Not As Bad As You Think
The Court hasn't crippled the war on terror.
Jul 17, 2006, Vol. 11, No. 41 • By JEREMY RABKIN
No justice claimed that Congress was bound to authorize procedures consistent with the Court's interpretation of Geneva standards. No justice claimed Congress was even bound to accommodate anyone else's understanding of Geneva standards. It has been very firmly established, in precedents stretching back to the mid-nineteenth century, that a treaty has no higher status in American law than an act of legislation. A new statute can therefore override a treaty--at least in setting the law that guides U.S. courts--just as it can override an earlier statute.
Still, in reaching as far as it did, the majority passed up half a dozen quite plausible and reasonable grounds for staying out of this dispute. The three dissenters--Scalia, Thomas, and Alito--provided a sort of relay of refutations, with each writing separately (while also endorsing the dissents of the others) to argue a different set of reasons the Court should have denied jurisdiction or accepted the substantive claims of the Bush administration in this dispute. Chief Justice Roberts did not participate in the decision--but having earlier addressed the case as a judge on the D.C. Circuit, he had already endorsed most the arguments pressed by the dissenters.
No one who reads these opinions with an open mind can fail to see that the dissenters raise a number of very strong legal arguments. Reasonable observers may differ on how well the Court's liberals parried the dissenters' arguments with competing precedents and interpretations. One fact remains, however. The majority could cite no clear precedent for courts' intervening in wartime to overrule military decisions about the handling of prisoners.
When they did consider the merits, the dissenters looked to the actual American experience in war. Among other episodes, Justice Thomas's dissent reviewed the trial of President Lincoln's assassins by a military commission (with rather abbreviated due process), the trial of German saboteurs by a commission in Washington in 1942, and the trial of the Japanese commander Yam ashita by a commission in the Philippines in 1945 (both with more abbreviated process).
The majority, in parsing the implications of the Geneva safeguards, relied heavily on a commentary published by the International Committee of the Red Cross in the 1950s. The decision provided no information at all on what other nations actually do when dealing with terrorists or guerrillas. The majority was content to suppose that the "law and custom of war," or the standards of "civilized peoples" regarding military justice, can be authoritatively settled by Swiss lawyers with no more real military experience or responsibility than the famous Swiss pikemen who "guard" Vatican City.
The majority may have hoped to signal to Bush administration critics--particularly those in foreign countries--that the United States does respect international law. If one wants to take an optimistic view, one may hope the Court has actually offered some reassurance to these critics, without much inhibiting the substance of American war policy. But courts are not well positioned to conduct American foreign policy, much less balance diplomatic calculations against the stern imperatives of war.

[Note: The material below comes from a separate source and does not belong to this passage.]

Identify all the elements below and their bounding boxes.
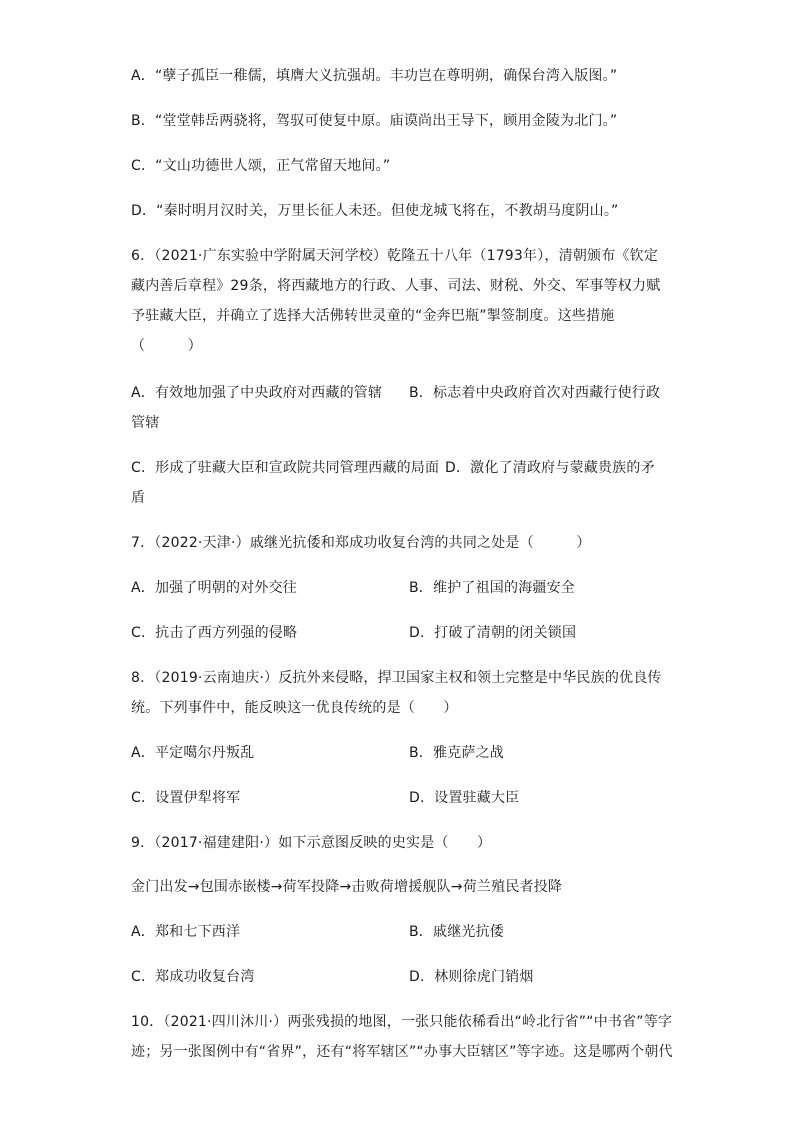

Congress certainly should take up the Court's invitation to consider what procedures are most appropriate for trying terror suspects at Guantánamo. But it should also give thought to sending its own diplomatic signal to the Court. Congress could do a solid service by stipulating that U.S. courts do not have jurisdiction to interpret the Geneva Conventions. That was the Court's view after World War II and the position accepted by the D.C. Circuit panel (including John Roberts) when initially rejecting Hamdan's arguments last year.
Since the late 1980s, when the Senate first began to ratify international human rights conventions, it has always insisted on this reservation: The United States commits to the principles of the treaty, but not to their incorporation into U.S. domestic law. The reservation removes the treaties from domestic litigation. No one saw the need for such a disclaimer when the Senate ratified the Geneva Conventions in the mid-1950s. Now we see the need.
It's not necessary to damn the Court's liberals or rant about disloyalty. The Court's majority has asked Congress to clarify U.S. war policy in this area. The clarification should include the stipulation that war measures involving unlawful combatants shouldn't be determined by ordinary courts. When it comes to terrorists captured in foreign lands, our priority can't be litigation or even lawfare. We are waging war. And war is too important to be left to Supreme Court justices.
Jeremy Rabkin teaches international law at Cornell University and is author, most recently, of Law without Nations? Why Constitutional Government Requires Sovereign States (Princeton).